I love how the author thinks developers write commit messages.
All joking aside, it really is a chronic problem in the corporate world. Most codebases I encounter just have "changed stuff" or "hope this works now".
It's a small minority of developers (myself included) who consider the git commit log to be important enough to spend time writing something meaningful.
AI generated commit messages helps this a lot, if developers would actually use it (I hope they will).
In codebases where PRs are squashed on merge, the commit messages on the main branch end up being the PR body description text, and that's actually reviewed so tends to be much better I find.
If developers don't write commit messages, that's a culture problem. At my company we demand that of each other.
Only two of the five depend on commit messages. Churn, authorship, and velocity work regardless. Even teams with terrible hygiene write "fix" when something breaks.

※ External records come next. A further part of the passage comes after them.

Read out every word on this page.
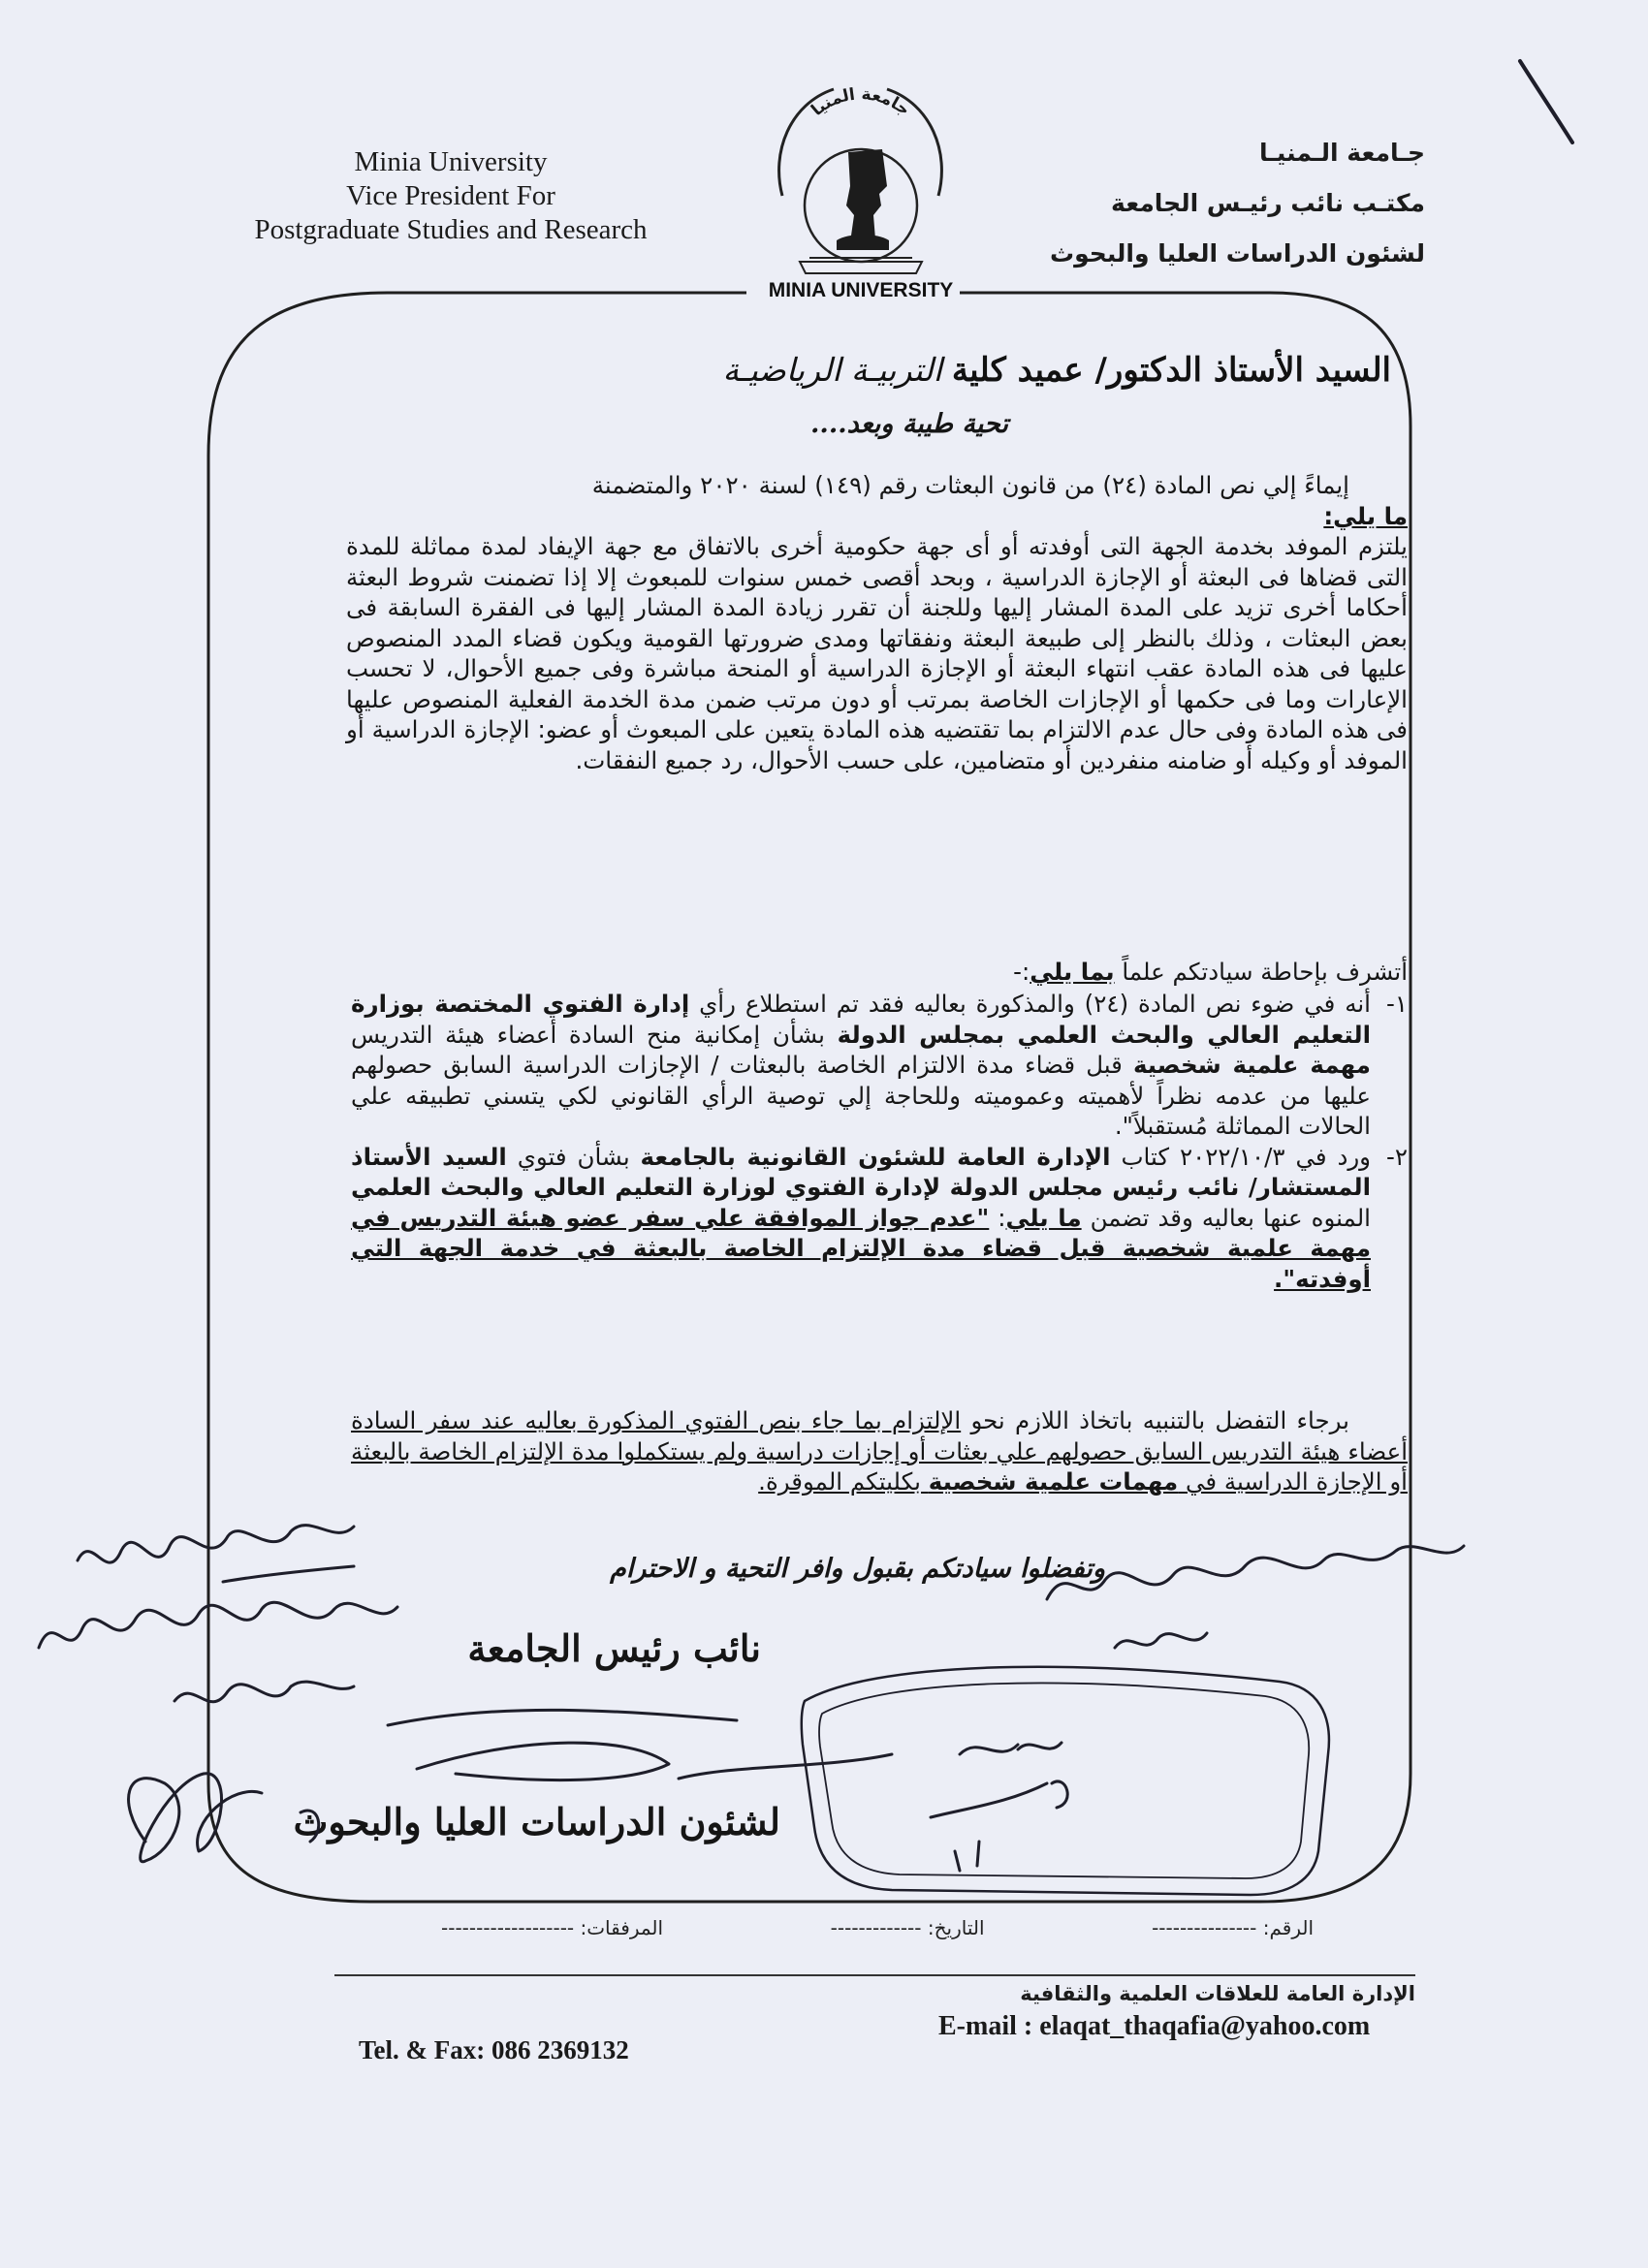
Minia University
Vice President For
Postgraduate Studies and Research
جـامعة الـمنيـا
مكتـب نائب رئيـس الجامعة
لشئون الدراسات العليا والبحوث
جامعة المنيا
MINIA UNIVERSITY
السيد الأستاذ الدكتور/ عميد كليةالتربيـة الرياضيـة
تحية طيبة وبعد....

إيماءً إلي نص المادة (٢٤) من قانون البعثات رقم (١٤٩) لسنة ٢٠٢٠ والمتضمنة

ما يلي:

يلتزم الموفد بخدمة الجهة التى أوفدته أو أى جهة حكومية أخرى بالاتفاق مع جهة الإيفاد لمدة مماثلة للمدة التى قضاها فى البعثة أو الإجازة الدراسية ، وبحد أقصى خمس سنوات للمبعوث إلا إذا تضمنت شروط البعثة أحكاما أخرى تزيد على المدة المشار إليها وللجنة أن تقرر زيادة المدة المشار إليها فى الفقرة السابقة فى بعض البعثات ، وذلك بالنظر إلى طبيعة البعثة ونفقاتها ومدى ضرورتها القومية ويكون قضاء المدد المنصوص عليها فى هذه المادة عقب انتهاء البعثة أو الإجازة الدراسية أو المنحة مباشرة وفى جميع الأحوال، لا تحسب الإعارات وما فى حكمها أو الإجازات الخاصة بمرتب أو دون مرتب ضمن مدة الخدمة الفعلية المنصوص عليها فى هذه المادة وفى حال عدم الالتزام بما تقتضيه هذه المادة يتعين على المبعوث أو عضو: الإجازة الدراسية أو الموفد أو وكيله أو ضامنه منفردين أو متضامين، على حسب الأحوال، رد جميع النفقات.

أتشرف بإحاطة سيادتكم علماً بما يلي:-
١-
أنه في ضوء نص المادة (٢٤) والمذكورة بعاليه فقد تم استطلاع رأي إدارة الفتوي المختصة بوزارة التعليم العالي والبحث العلمي بمجلس الدولة بشأن إمكانية منح السادة أعضاء هيئة التدريس مهمة علمية شخصية قبل قضاء مدة الالتزام الخاصة بالبعثات / الإجازات الدراسية السابق حصولهم عليها من عدمه نظراً لأهميته وعموميته وللحاجة إلي توصية الرأي القانوني لكي يتسني تطبيقه علي الحالات المماثلة مُستقبلاً".
٢-
ورد في ٢٠٢٢/١٠/٣ كتاب الإدارة العامة للشئون القانونية بالجامعة بشأن فتوي السيد الأستاذ المستشار/ نائب رئيس مجلس الدولة لإدارة الفتوي لوزارة التعليم العالي والبحث العلمي المنوه عنها بعاليه وقد تضمن ما يلي: "عدم جواز الموافقة علي سفر عضو هيئة التدريس في مهمة علمية شخصية قبل قضاء مدة الإلتزام الخاصة بالبعثة في خدمة الجهة التي أوفدته".

برجاء التفضل بالتنبيه باتخاذ اللازم نحو الإلتزام بما جاء بنص الفتوي المذكورة بعاليه عند سفر السادة أعضاء هيئة التدريس السابق حصولهم علي بعثات أو إجازات دراسية ولم يستكملوا مدة الإلتزام الخاصة بالبعثة أو الإجازة الدراسية في مهمات علمية شخصية بكليتكم الموقرة.

وتفضلوا سيادتكم بقبول وافر التحية و الاحترام
نائب رئيس الجامعة
لشئون الدراسات العليا والبحوث
الرقم: ---------------
التاريخ: -------------
المرفقات: -------------------
الإدارة العامة للعلاقات العلمية والثقافية
Tel. & Fax: 086 2369132
E-mail : elaqat_thaqafia@yahoo.com
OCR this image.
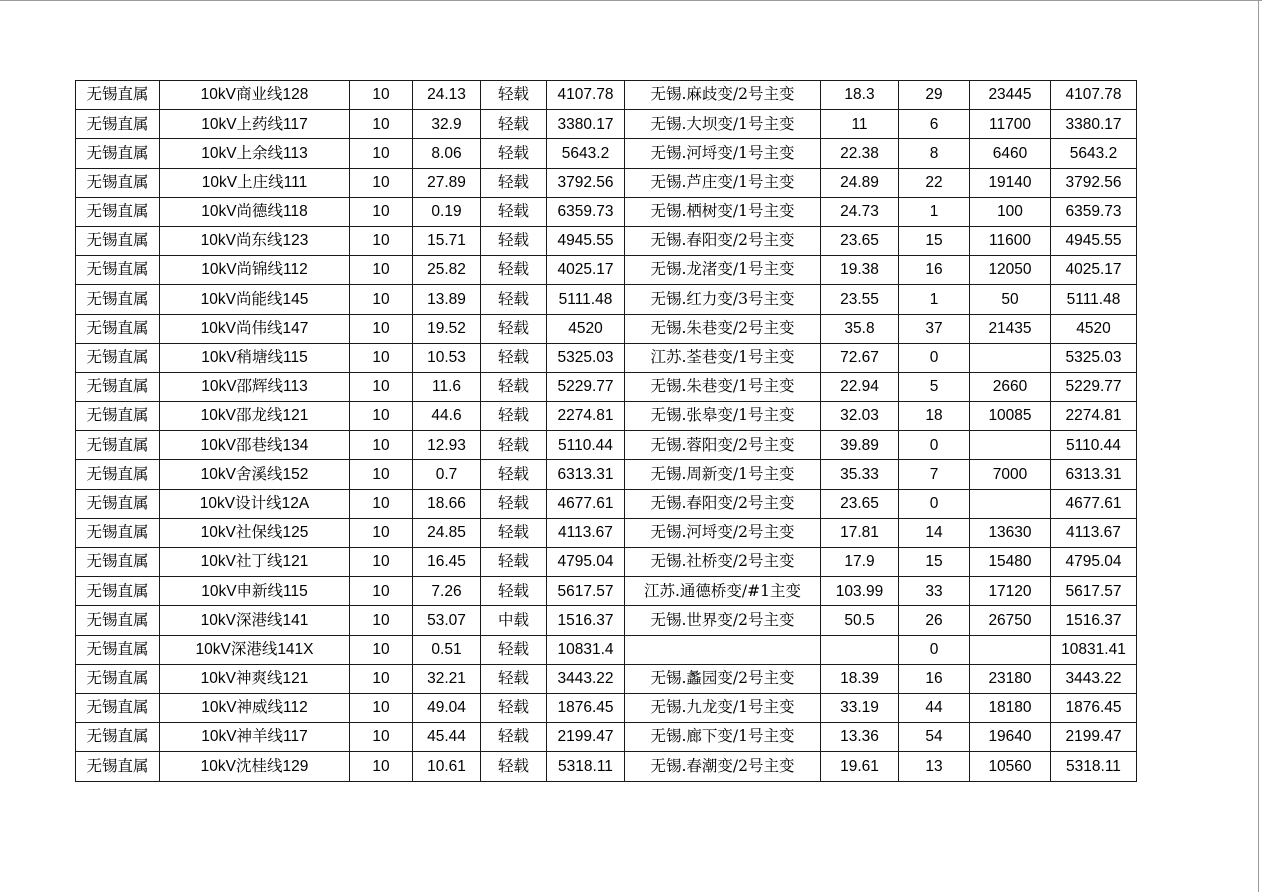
无锡直属	10kV商业线128	10	24.13	轻载	4107.78	无锡.麻歧变/2号主变	18.3	29	23445	4107.78
无锡直属	10kV上药线117	10	32.9	轻载	3380.17	无锡.大坝变/1号主变	11	6	11700	3380.17
无锡直属	10kV上余线113	10	8.06	轻载	5643.2	无锡.河埒变/1号主变	22.38	8	6460	5643.2
无锡直属	10kV上庄线111	10	27.89	轻载	3792.56	无锡.芦庄变/1号主变	24.89	22	19140	3792.56
无锡直属	10kV尚德线118	10	0.19	轻载	6359.73	无锡.栖树变/1号主变	24.73	1	100	6359.73
无锡直属	10kV尚东线123	10	15.71	轻载	4945.55	无锡.春阳变/2号主变	23.65	15	11600	4945.55
无锡直属	10kV尚锦线112	10	25.82	轻载	4025.17	无锡.龙渚变/1号主变	19.38	16	12050	4025.17
无锡直属	10kV尚能线145	10	13.89	轻载	5111.48	无锡.红力变/3号主变	23.55	1	50	5111.48
无锡直属	10kV尚伟线147	10	19.52	轻载	4520	无锡.朱巷变/2号主变	35.8	37	21435	4520
无锡直属	10kV稍塘线115	10	10.53	轻载	5325.03	江苏.荃巷变/1号主变	72.67	0		5325.03
无锡直属	10kV邵辉线113	10	11.6	轻载	5229.77	无锡.朱巷变/1号主变	22.94	5	2660	5229.77
无锡直属	10kV邵龙线121	10	44.6	轻载	2274.81	无锡.张皋变/1号主变	32.03	18	10085	2274.81
无锡直属	10kV邵巷线134	10	12.93	轻载	5110.44	无锡.蓉阳变/2号主变	39.89	0		5110.44
无锡直属	10kV舍溪线152	10	0.7	轻载	6313.31	无锡.周新变/1号主变	35.33	7	7000	6313.31
无锡直属	10kV设计线12A	10	18.66	轻载	4677.61	无锡.春阳变/2号主变	23.65	0		4677.61
无锡直属	10kV社保线125	10	24.85	轻载	4113.67	无锡.河埒变/2号主变	17.81	14	13630	4113.67
无锡直属	10kV社丁线121	10	16.45	轻载	4795.04	无锡.社桥变/2号主变	17.9	15	15480	4795.04
无锡直属	10kV申新线115	10	7.26	轻载	5617.57	江苏.通德桥变/#1主变	103.99	33	17120	5617.57
无锡直属	10kV深港线141	10	53.07	中载	1516.37	无锡.世界变/2号主变	50.5	26	26750	1516.37
无锡直属	10kV深港线141X	10	0.51	轻载	10831.4			0		10831.41
无锡直属	10kV神爽线121	10	32.21	轻载	3443.22	无锡.蠡园变/2号主变	18.39	16	23180	3443.22
无锡直属	10kV神威线112	10	49.04	轻载	1876.45	无锡.九龙变/1号主变	33.19	44	18180	1876.45
无锡直属	10kV神羊线117	10	45.44	轻载	2199.47	无锡.廊下变/1号主变	13.36	54	19640	2199.47
无锡直属	10kV沈桂线129	10	10.61	轻载	5318.11	无锡.春潮变/2号主变	19.61	13	10560	5318.11
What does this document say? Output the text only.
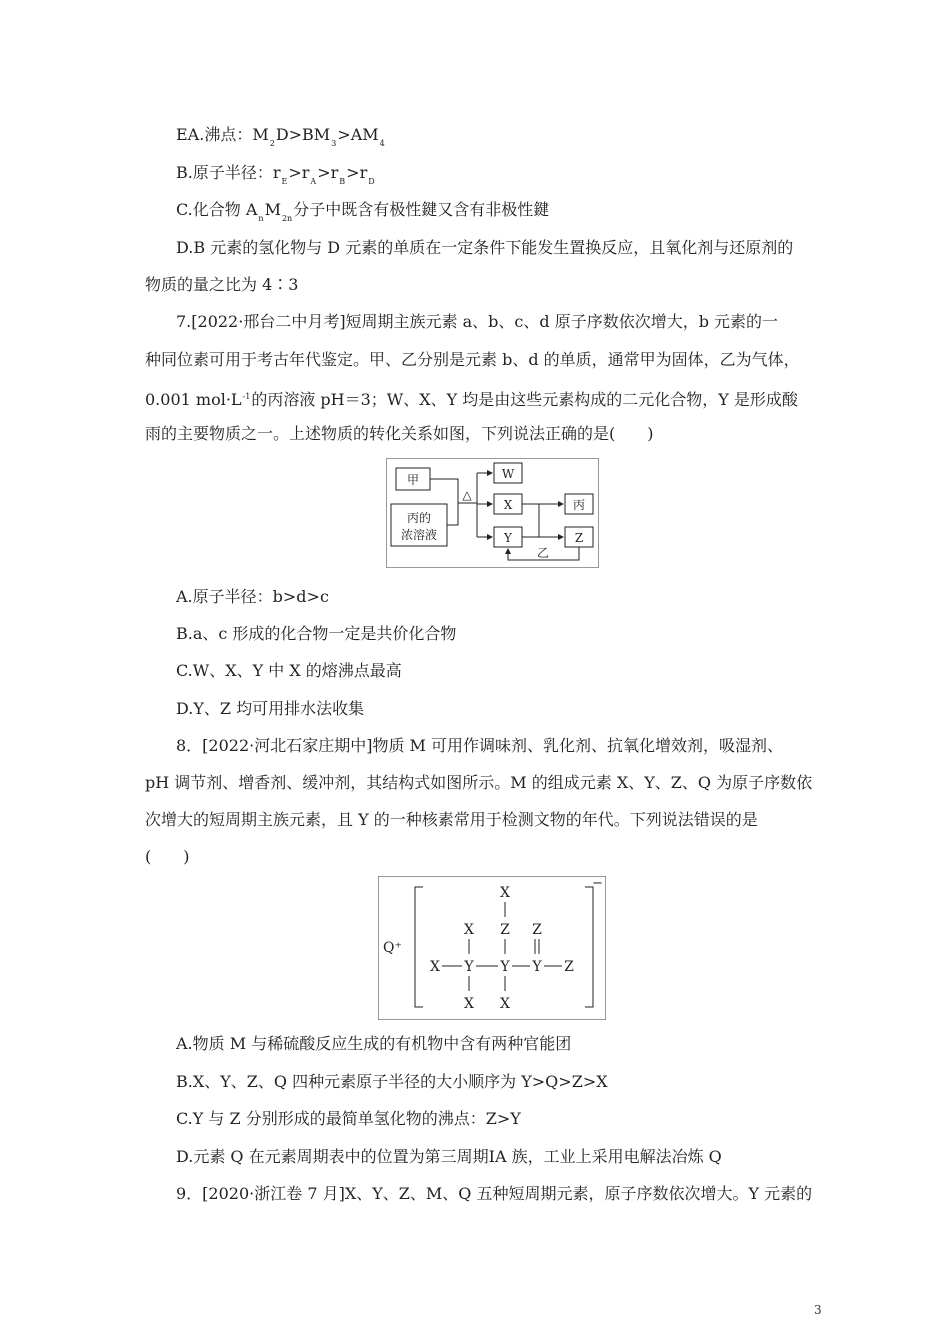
EA.沸点：$M_2D>BM_3>AM_4$
B.原子半径：$r_E>r_A>r_B>r_D$
C.化合物 $A_nM_{2n}$分子中既含有极性鍵又含有非极性鍵
D.B 元素的氢化物与 D 元素的单质在一定条件下能发生置换反应，且氧化剂与还原剂的
物质的量之比为 4∶3
7.[2022·邢台二中月考]短周期主族元素 a、b、c、d 原子序数依次增大，b 元素的一
种同位素可用于考古年代鉴定。甲、乙分别是元素 b、d 的单质，通常甲为固体，乙为气体，
0.001 $mol\cdot L^{-1}$的丙溶液 pH＝3；W、X、Y 均是由这些元素构成的二元化合物，Y 是形成酸
雨的主要物质之一。上述物质的转化关系如图，下列说法正确的是(　　)
甲
丙的
浓溶液
△
W
X
Y
丙
Z
乙
A.原子半径：b>d>c
B.a、c 形成的化合物一定是共价化合物
C.W、X、Y 中 X 的熔沸点最高
D.Y、Z 均可用排水法收集
8．[2022·河北石家庄期中]物质 M 可用作调味剂、乳化剂、抗氧化增效剂，吸湿剂、
pH 调节剂、增香剂、缓冲剂，其结构式如图所示。M 的组成元素 X、Y、Z、Q 为原子序数依
次增大的短周期主族元素，且 Y 的一种核素常用于检测文物的年代。下列说法错误的是
(　　)
Q⁺
−
X
Z
X	Z
X Y Y Y Z
X X
A.物质 M 与稀硫酸反应生成的有机物中含有两种官能团
B.X、Y、Z、Q 四种元素原子半径的大小顺序为 Y>Q>Z>X
C.Y 与 Z 分别形成的最简单氢化物的沸点：Z>Y
D.元素 Q 在元素周期表中的位置为第三周期ⅠA 族，工业上采用电解法冶炼 Q
9．[2020·浙江卷 7 月]X、Y、Z、M、Q 五种短周期元素，原子序数依次增大。Y 元素的
3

Our small team has a lot of commit messages like this. For a while, we had a guy on the team who had come from a site that expected more. The pet peeve he brought along was that commit messages end with a period (my guess is that someone at their previous work place had reasoned that forcing periods encouraged developers to actually write meaningful sentences). When I look at that period of development, I see lots of messages like “stuff changed.” And “more stuff changed.” And then it goes back to just “stuff changed” around the time they moved on.
> It's a small minority
Is it really a small minority? I have never worked on a project that didn't have commit messages that at least tried to be descriptive (sometimes people fail at it but its very different to an outright "changed stuff").
I don't remember any friend mentioning to me them encountering a work project where the messages were totally neglected either.
I personally use git commit -m "." for: "Just snapshots this state real quick" on a feature branch.
main branch is advanced on PR level, with squashed commits.
So the "." should never make it to main, and have PR description as commit message.
tbh I'm not convinced that a git log history should be treated as a group journal because it's not.
relying on git commit messages assumes they're correct by convention since there is no technical constraint to enforce it. and it assumes no work in progress commits, sometimes it's just necessary to hit the save button real quick or move a workspace from one device to another.
my point is: git is a way of storing and loading files at its core.
Bad commit messages always fail PR review for me. It requires will and discipline, but it's not that hard.
Only two of the five insights are based on commit messages and the author acknowledges that they won't work in projects without message discipline. But the remaining ones will give you valuable insights even into the most lazy project department.
Commit messages are often squashed after merging a feature branch
> AI generated commit messages
git log --oneline and a sprinkle of your personal sauce on .claude goes a long way :)
I love how the commentator thinks a developer makes decisions based on commit messages.
Random, subjective, or written in a state of mental exhaustion commit messages.
I also love the switcheroo the author made: git not logs. But hey :)
It's because the vast majority of commit messages are never read by anyone, and there's other ways to fund out what happened in the handful of cases where you would need to.
This is a team lead/CTO problem. A good leader will be explicit in their expectations that developers write good commit messages. I've certainly had good leaders that expect this.